Pastors have their hands full overseeing church programs to tend their flocks as best they can. They work hard for many long hours a day, usually sacrificing their own families and needs in the course of their duties. Many fine ministers and churches are simply overwhelmed.

So what can we do about it? First, we can recognize that churches shouldn’t be forced to take up the slack that individual members should take. Overwhelmed churches struggle because we tend to treat them, rather than Jesus, as the primary providers of spiritual leadership, so we bankrupt them of resources. Then everybody ends up in the quicksand.

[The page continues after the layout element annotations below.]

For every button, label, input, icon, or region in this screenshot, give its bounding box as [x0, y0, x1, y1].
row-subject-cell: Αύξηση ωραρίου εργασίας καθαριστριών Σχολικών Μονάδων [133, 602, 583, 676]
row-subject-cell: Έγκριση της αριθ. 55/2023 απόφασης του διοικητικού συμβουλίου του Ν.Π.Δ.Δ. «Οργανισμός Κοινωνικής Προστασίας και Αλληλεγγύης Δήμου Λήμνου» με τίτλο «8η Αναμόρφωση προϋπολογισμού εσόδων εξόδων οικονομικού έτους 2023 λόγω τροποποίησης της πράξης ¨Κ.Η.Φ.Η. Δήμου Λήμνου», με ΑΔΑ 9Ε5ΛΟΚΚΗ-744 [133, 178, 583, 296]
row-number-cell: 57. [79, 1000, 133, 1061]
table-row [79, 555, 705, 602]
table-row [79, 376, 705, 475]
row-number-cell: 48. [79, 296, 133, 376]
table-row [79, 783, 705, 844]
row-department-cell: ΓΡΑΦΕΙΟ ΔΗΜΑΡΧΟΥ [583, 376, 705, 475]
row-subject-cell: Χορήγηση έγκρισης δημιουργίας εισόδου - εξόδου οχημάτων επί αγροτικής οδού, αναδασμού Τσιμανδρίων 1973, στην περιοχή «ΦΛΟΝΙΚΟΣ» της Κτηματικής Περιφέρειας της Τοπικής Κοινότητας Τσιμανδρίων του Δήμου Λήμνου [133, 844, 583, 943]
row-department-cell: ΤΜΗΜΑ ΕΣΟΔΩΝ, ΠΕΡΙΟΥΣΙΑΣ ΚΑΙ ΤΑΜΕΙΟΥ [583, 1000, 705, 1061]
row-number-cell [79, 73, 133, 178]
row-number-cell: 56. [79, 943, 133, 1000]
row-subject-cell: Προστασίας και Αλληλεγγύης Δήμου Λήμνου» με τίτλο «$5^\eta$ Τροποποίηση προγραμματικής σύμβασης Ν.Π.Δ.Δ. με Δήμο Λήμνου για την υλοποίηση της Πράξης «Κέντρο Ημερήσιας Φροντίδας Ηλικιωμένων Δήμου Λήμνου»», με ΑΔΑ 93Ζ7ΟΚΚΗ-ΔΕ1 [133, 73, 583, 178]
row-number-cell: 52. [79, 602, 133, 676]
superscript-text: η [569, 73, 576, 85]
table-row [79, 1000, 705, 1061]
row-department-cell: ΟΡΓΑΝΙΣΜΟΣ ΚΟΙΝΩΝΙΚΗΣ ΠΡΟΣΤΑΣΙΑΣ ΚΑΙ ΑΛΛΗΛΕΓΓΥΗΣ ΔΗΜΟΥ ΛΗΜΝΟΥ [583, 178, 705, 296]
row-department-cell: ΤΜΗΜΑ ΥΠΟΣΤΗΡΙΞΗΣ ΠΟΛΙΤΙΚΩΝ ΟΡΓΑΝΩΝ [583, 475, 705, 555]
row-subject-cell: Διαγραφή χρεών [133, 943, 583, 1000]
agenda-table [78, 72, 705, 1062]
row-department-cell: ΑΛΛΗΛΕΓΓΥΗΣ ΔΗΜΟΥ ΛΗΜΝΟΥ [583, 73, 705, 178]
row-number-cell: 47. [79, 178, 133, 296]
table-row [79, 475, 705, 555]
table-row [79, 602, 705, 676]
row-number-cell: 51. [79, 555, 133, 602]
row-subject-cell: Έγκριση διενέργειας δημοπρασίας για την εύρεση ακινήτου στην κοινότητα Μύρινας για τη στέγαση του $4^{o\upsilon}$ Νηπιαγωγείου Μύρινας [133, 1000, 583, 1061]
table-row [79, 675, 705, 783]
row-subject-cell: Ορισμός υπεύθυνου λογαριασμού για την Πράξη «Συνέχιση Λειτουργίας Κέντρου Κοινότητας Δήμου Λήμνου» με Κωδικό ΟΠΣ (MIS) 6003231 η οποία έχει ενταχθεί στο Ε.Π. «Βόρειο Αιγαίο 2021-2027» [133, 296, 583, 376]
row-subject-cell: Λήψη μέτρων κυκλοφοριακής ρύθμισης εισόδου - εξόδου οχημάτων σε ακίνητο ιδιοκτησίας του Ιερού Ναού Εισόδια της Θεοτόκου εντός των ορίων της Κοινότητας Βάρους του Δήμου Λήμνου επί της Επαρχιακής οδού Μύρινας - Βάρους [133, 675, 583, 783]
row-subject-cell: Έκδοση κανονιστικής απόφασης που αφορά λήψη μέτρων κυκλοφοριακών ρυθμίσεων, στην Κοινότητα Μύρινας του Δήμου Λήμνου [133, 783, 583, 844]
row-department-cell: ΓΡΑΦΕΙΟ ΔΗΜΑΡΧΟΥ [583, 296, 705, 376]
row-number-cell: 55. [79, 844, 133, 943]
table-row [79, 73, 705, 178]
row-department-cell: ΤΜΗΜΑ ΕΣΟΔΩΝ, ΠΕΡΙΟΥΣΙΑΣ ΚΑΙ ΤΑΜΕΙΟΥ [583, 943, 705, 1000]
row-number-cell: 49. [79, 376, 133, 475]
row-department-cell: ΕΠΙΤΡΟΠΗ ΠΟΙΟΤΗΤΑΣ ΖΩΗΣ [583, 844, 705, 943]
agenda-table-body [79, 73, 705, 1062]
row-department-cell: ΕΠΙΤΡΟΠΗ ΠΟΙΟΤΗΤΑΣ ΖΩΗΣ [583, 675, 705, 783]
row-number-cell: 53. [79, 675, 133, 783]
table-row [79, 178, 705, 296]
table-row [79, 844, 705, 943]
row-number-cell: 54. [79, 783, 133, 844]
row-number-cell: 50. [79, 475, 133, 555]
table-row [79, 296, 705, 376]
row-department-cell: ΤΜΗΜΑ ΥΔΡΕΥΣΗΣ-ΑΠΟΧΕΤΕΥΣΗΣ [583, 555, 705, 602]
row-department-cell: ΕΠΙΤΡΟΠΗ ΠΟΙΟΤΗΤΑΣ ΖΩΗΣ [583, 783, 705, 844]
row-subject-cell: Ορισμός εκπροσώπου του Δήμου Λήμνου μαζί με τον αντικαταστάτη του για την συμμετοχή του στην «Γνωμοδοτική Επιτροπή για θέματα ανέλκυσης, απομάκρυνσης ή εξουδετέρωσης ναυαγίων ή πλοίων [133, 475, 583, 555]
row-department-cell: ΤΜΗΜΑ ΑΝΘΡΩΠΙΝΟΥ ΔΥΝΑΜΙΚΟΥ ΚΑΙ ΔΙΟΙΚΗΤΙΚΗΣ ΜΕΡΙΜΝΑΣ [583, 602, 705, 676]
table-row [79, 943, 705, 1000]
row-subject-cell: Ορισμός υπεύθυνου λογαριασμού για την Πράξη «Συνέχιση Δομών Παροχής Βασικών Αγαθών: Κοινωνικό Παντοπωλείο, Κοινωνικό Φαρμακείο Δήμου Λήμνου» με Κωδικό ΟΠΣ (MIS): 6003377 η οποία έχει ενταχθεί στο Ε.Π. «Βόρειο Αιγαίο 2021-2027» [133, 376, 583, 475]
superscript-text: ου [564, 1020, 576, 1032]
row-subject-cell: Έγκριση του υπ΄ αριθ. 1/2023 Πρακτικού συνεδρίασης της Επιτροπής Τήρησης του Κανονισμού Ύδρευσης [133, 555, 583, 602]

Second, even in churches with different services geared toward different age groups, it’s often just a different presentation of the same wrong message. The style of service isn’t what needs to change; it’s the content and message. The best answer is to restore to our churches the missing gospel of the kingdom, love for God, self, and neighbor, and personal discipleship to Jesus. That’s what calling him “Lord” is all about.

We need more than stories or facts about Jesus. We need more than confessions of him as King of kings and Lord of all. We need more than “belief” in his death and resurrection. What we need is why these matter, and, more specifically, how it leads to changed lives. In and of themselves, they don’t transform, but they’re the beginning.

With few exceptions, there’s currently no system in place to guide maturing Christians beyond spiritual infancy into Jesus’ gate. Surely, there’s a place for them in God’s church family! The Way is the gospel message and the Sermon on the Mount. The Christian community needs help to implement it, and pastors need to know that it’s okay to care for their own souls—heart, mind, body, and behavior. Then we’d be truly following Jesus, and the term “lordship” would actually be relevant.